A temporada de Fórmula 1, que só se abriria no final de
março, já se impregnara na sua cabeça. Por feliz coincidência, a abertura seria
no Brasil - com tudo de bom que isso poderia trazer para o astro Senna. Mas,
para azar do Béco, pessoa física, que ainda estava de férias, o Brasil
significava antecipar a expectativa da responsabilidade da estréia em
casa.
Aquilo que eu poderia chamar de nosso réveillon se estendeu
gloriosamente até 17 de janeiro, num tal clima de paixão e confidências mútuas
que meu reservado namorado se permitiu a liberdade de comentar alguns de seus
antigos romances - tipo do pré-requisito, imaginei eu, para que o passado
ficasse definitivamente arquivado como passado e o presente pudesse ser
plenamente vivido como presente.
Eu, que me sentia premiada pelos deuses, jamais quis
perfurar aquela carcaça de silêncio e não perguntava nada. Ele não era pessoa
de falar nem mesmo de sua infância - tudo o que soube do garoto Ayrton me
foi contado por sua mãe.

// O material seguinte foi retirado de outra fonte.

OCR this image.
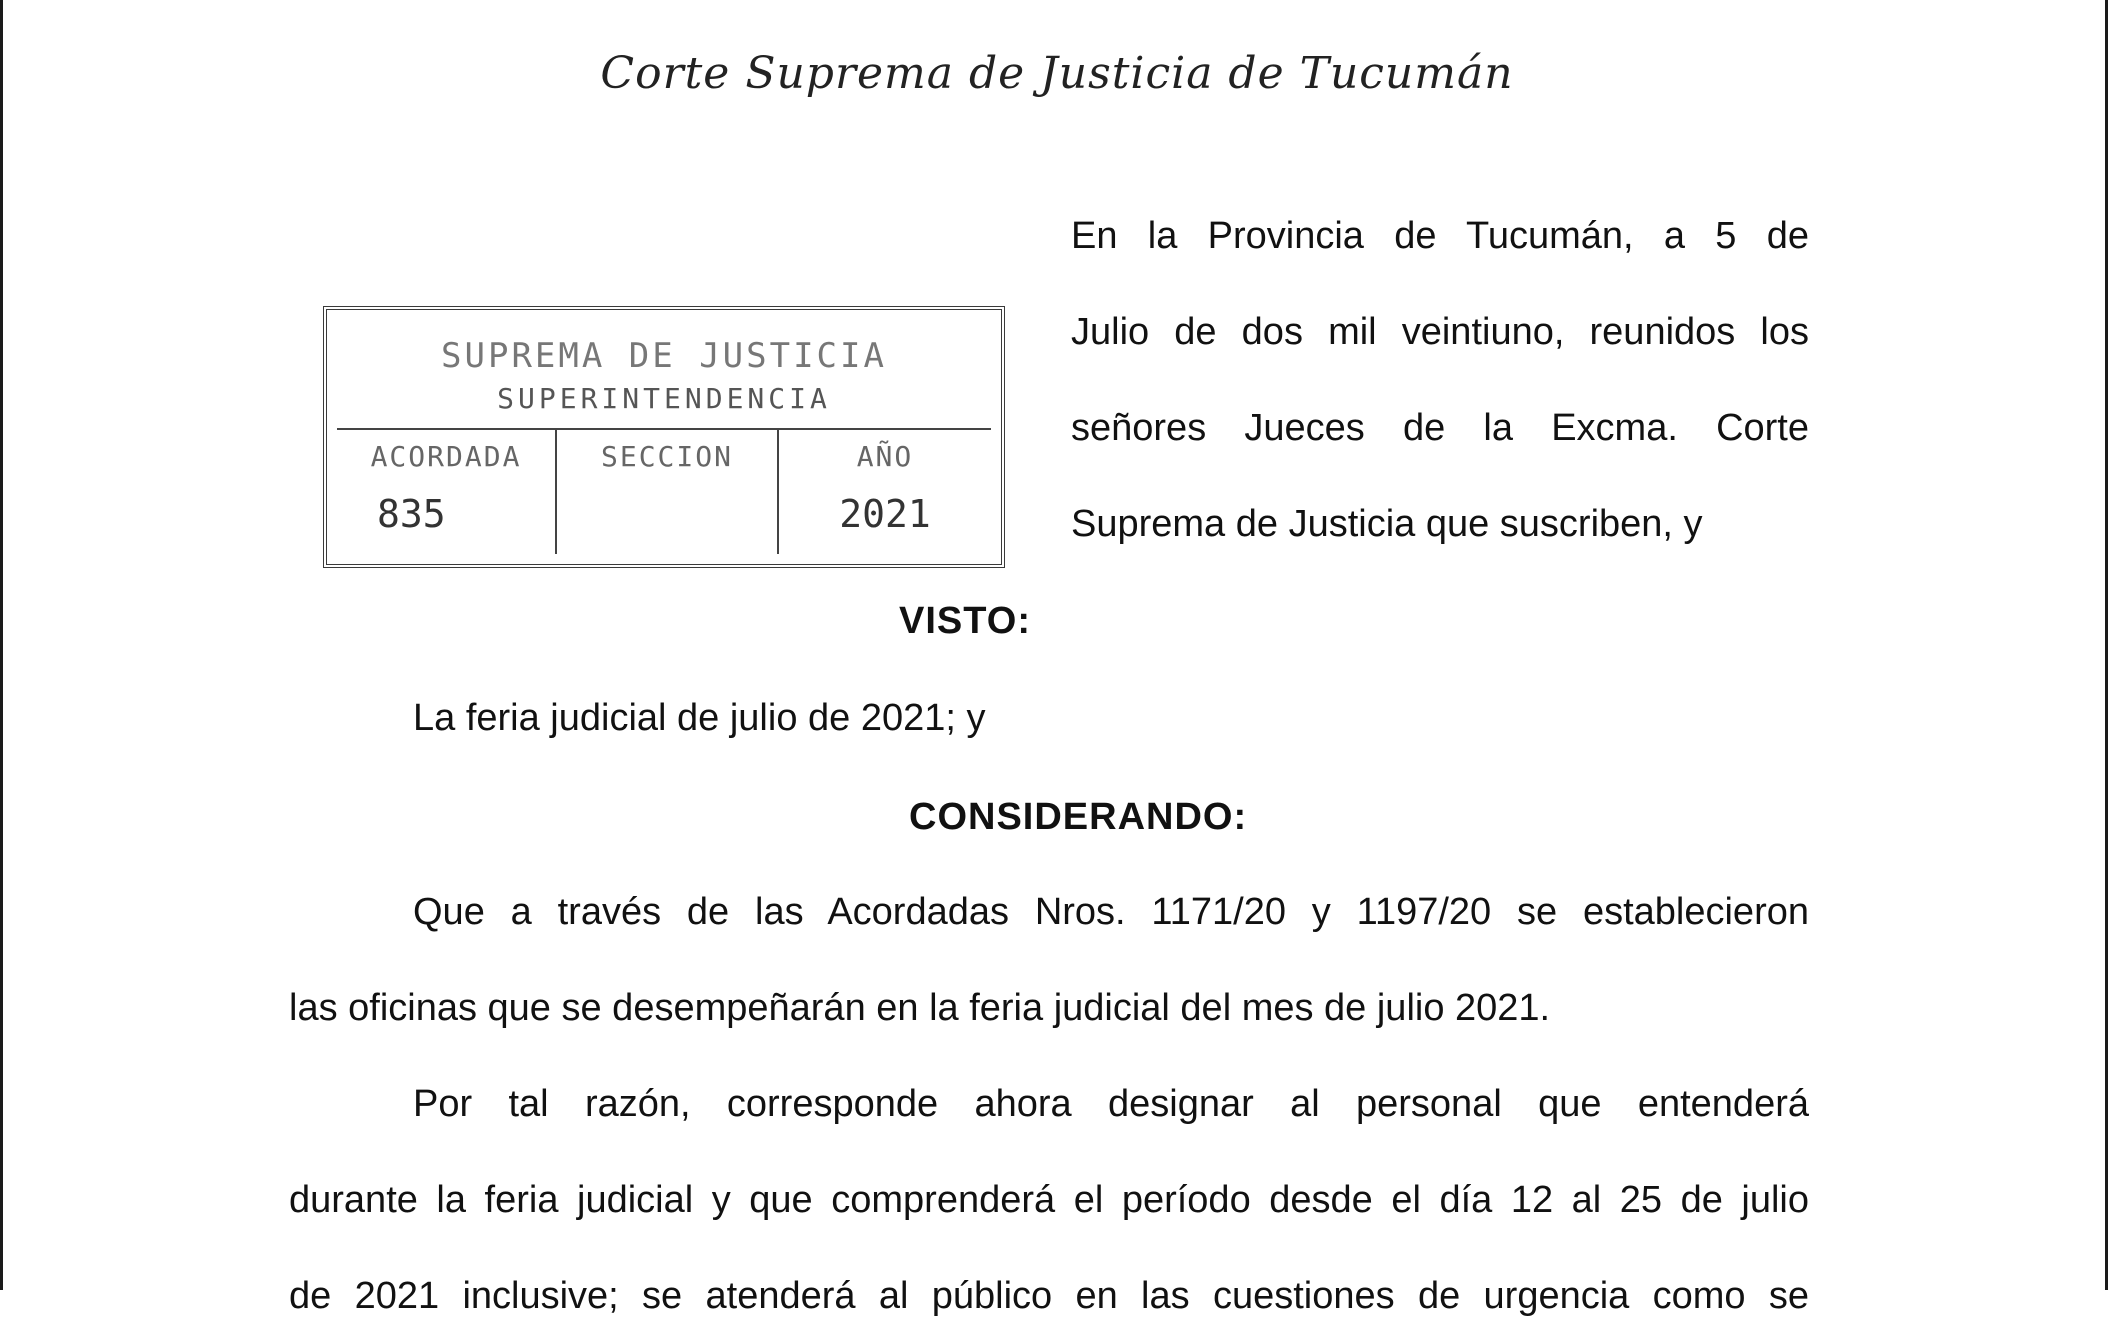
Corte Suprema de Justicia de Tucumán
SUPREMA DE JUSTICIA
SUPERINTENDENCIA
ACORDADA
835
SECCION	AÑO
2021
En la Provincia de Tucumán, a 5 de
Julio de dos mil veintiuno, reunidos los
señores Jueces de la Excma. Corte
Suprema de Justicia que suscriben, y
VISTO:
La feria judicial de julio de 2021; y
CONSIDERANDO:
Que a través de las Acordadas Nros. 1171/20 y 1197/20 se establecieron
las oficinas que se desempeñarán en la feria judicial del mes de julio 2021.
Por tal razón, corresponde ahora designar al personal que entenderá
durante la feria judicial y que comprenderá el período desde el día 12 al 25 de julio
de 2021 inclusive; se atenderá al público en las cuestiones de urgencia como se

A rigor, uma única vez antes de Angra, ele comentou comigo,
naquele seu vocabulário de sim ou não, uma notícia que os jornais
divulgavam (senti que ele pretendia me tranqüilizar): aquela história de uma
suposta filha dele com a modelo Marcella Prado, menina a quem a mãe botou
o expressivo nome de Vitória.
- Passamos um réveion juntos - me confirmou. - Mas não há
hipótese de a filha ser minha.
Naquelas noites aconchegantes de Angra, em que o mar vinha
praticamente beijar os nossos pés e os murmúrios dos bichos se calavam, ele me
falou da Xuxa, do tchans que ela chegou a provocar nele, três anos atrás, da
sensação de que o mesmo teria acontecido com ela, e o desfecho muito rápido,
meio frustrante. Nunca mais se viram - daí a surpresa quando ela passou, de
mãos dadas com a Viviane, diante do túmulo do Sena. Mas Béco me falou dela com
carinho, e é por isso que eu me atrevo a reproduzir, aqui, sem a riqueza de
detalhes que eu conheci, uma história de amor que não me pertence. Se for uma
inconfidência indevida, eu me desculpo.
Ele também me perguntara de meus namorados e eu tinha visto
fotos de outras namoradas dele na casa da Luiza e do Braga, em Sintra - algumas
duradouras, outras quase sempre passageiras. Não contamos vantagem nem fizemos
tabu do passado. Nuno brincava comigo, na frente dele: - Esse aí é um grande
mulherengo.
Do tipo quietinho: parece que não é, mas é. Eram ocasiões
descontraídas, em que um amigo dele de dez anos visivelmente prestava uma
homenagem a mim. Como se dissesse "agora ele é só seu". Disse, uma
vez, literalmente, ao fim de uma sessão de ginástica no campus da Universidade
de São Paulo, debaixo de uma árvore torta aonde ele gostava de nos levar.
"Essa menina dá equilíbrio para você", comentou com o Ayrton, para minha
surpresa e acanhamento dele. Percebendo a timidez do discípulo, Nuno
brincou:
- Olha só o biotipo dela. Vocês terão filhos esculturais.